Division of Physical Therapy, Department of Allied Health Sciences, University of North Carolina at Chapel Hill, Chapel Hill, NC, USA.
Department of Neurology University of North Carolina at Chapel Hill, Chapel Hill, NC, USA.
Gait Posture. 2020 Jun;79:41-45. doi: 10.1016/j.gaitpost.2020.04.003. Epub 2020 Apr 18.
Treadmills and rhythmic auditory cueing can influence stepping rhythm for individuals with Parkinson disease (PD). Of concern, however, is that auditory cueing directly addresses the temporal features of gait, whereas adjusting step length may be more important for people with PD. Stepping to a faster cadence when walking overground may increase gait speed, but without requiring an increased step length. Furthermore, given the potentially valuable role of walking on a treadmill for individuals with PD, we are concerned that increasing cadence with rhythmic auditory cueing while walking at a constant treadmill speed will induce even shorter steps.

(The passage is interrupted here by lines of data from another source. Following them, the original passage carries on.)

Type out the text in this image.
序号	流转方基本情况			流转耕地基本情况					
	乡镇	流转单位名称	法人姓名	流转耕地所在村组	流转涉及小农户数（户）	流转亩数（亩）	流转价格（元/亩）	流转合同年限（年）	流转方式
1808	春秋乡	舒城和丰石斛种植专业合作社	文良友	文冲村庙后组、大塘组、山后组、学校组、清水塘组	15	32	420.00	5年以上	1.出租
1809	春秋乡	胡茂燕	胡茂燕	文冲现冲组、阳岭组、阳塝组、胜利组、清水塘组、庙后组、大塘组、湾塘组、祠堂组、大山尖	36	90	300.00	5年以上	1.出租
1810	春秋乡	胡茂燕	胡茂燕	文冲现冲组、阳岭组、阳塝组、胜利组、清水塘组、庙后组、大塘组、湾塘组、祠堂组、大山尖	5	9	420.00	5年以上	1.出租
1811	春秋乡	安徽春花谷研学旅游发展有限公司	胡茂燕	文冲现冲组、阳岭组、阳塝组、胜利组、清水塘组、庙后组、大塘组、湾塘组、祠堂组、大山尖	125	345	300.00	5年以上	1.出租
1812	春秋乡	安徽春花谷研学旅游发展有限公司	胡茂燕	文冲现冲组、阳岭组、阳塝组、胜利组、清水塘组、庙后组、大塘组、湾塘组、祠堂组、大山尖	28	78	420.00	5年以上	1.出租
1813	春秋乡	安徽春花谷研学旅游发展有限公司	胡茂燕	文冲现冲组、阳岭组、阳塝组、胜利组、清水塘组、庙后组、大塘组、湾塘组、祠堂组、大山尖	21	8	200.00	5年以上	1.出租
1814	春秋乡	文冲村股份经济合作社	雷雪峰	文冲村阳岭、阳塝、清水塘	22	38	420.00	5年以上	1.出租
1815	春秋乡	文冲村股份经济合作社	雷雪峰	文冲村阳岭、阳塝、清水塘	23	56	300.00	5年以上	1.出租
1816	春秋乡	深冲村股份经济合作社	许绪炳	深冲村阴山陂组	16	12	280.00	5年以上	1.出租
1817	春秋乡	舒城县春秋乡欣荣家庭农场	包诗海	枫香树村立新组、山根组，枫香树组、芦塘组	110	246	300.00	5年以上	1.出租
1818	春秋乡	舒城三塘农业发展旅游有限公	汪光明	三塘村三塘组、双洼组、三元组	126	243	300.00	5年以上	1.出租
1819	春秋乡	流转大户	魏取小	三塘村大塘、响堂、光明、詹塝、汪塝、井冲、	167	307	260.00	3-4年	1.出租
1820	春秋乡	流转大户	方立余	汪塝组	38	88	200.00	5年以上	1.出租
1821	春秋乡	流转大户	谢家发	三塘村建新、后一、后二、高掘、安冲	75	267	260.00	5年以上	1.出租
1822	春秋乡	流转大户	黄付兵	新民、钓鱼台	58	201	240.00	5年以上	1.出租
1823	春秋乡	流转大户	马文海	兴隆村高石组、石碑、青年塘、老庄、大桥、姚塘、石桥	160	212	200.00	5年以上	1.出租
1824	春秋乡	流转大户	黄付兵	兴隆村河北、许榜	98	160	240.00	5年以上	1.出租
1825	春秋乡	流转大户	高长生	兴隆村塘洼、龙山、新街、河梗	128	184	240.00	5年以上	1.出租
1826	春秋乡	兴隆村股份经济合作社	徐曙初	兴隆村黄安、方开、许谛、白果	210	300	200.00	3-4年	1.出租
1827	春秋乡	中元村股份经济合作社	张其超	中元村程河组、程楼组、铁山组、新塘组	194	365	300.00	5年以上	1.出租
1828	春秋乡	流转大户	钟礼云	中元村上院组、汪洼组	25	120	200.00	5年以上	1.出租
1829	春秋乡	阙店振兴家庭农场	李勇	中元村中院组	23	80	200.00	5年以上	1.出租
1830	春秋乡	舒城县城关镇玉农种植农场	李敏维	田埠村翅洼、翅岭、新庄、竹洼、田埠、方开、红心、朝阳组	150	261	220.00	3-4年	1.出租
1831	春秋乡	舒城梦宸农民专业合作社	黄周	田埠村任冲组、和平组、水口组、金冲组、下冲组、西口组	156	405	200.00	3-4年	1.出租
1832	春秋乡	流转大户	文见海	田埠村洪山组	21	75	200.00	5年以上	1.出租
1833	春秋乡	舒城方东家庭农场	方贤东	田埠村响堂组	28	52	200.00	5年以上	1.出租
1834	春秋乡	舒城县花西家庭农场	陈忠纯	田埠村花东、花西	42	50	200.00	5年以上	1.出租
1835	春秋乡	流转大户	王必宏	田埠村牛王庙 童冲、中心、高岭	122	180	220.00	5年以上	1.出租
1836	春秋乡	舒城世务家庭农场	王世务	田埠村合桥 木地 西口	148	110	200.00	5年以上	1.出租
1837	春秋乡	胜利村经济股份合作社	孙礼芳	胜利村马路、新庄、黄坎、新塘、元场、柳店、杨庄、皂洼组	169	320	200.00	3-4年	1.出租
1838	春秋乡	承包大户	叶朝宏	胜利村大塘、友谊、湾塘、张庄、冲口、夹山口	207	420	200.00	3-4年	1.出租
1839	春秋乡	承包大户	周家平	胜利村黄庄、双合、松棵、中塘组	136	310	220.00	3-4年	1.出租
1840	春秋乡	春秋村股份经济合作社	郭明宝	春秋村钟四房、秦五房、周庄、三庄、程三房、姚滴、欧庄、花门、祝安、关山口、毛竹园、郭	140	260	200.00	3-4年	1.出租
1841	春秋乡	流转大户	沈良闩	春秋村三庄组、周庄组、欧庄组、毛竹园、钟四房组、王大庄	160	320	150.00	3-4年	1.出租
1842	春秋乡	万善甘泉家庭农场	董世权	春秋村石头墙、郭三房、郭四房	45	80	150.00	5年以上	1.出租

What is the effect of different metronome cue frequencies on spatiotemporal gait parameters when walking overground compared to walking on a treadmill in people with PD?
Using a repeated-measures design, 21 people with PD (stage 1-3) walked overground and on a treadmill with and without metronome cues of 85 %, 100 %, and 115 % of their baseline cadence frequency for one minute each. We assessed step length, and cadence during all conditions. Gait speed was assessed during overground gait.
An interaction effect between cue frequency and walking environment revealed that participants took longer steps during the 85 % condition on the treadmill only. When walking overground, metronome cues of 85 % and 115 % of baseline cadence yielded decreases and increases, respectively, in both cadence and gait speed with no associated change in step length.
These data suggest that people with PD are able to alter spatiotemporal gait parameters immediately when provided the appropriate metronome cue and walking environment. We propose to target shortened step lengths by stepping to the beat of slow frequency auditory cues while walking on a treadmill, whereas the use of fast frequency cues during overground walking can facilitate faster walking speeds.
跑步机和节奏听觉提示可以影响帕金森病(PD)患者的步幅节奏。然而,令人担忧的是,听觉提示直接针对步态的时间特征,而调整步长对于 PD 患者可能更为重要。在地面上行走时以更快的步频行走可能会增加步行速度,但无需增加步长。此外,鉴于在跑步机上行走对 PD 患者可能具有潜在的有益作用,我们担心在恒定跑步机速度下行走时,通过节奏听觉提示增加步频会导致步幅更短。
与在跑步机上行走相比,当 PD 患者在地面上行走时,不同节拍器提示频率对时空步态参数有何影响?
使用重复测量设计,21 名 PD 患者(1-3 期)分别在地面和跑步机上以 85%、100%和 115%的基线步频进行 1 分钟的无节拍器和节拍器提示行走。我们评估了所有条件下的步长和步频。在地面行走时评估步行速度。
提示频率和行走环境之间的交互作用表明,参与者仅在跑步机上 85%的条件下迈出更长的步。当在地面上行走时,85%和 115%的基线步频的节拍器提示分别导致步频和步行速度降低和增加,而步长没有变化。
这些数据表明,当提供适当的节拍器提示和行走环境时,PD 患者能够立即改变时空步态参数。我们建议在跑步机上以慢频率听觉提示行走时,通过跟随节拍来纠正缩短的步长,而在地面行走时使用快频率提示可以促进更快的步行速度。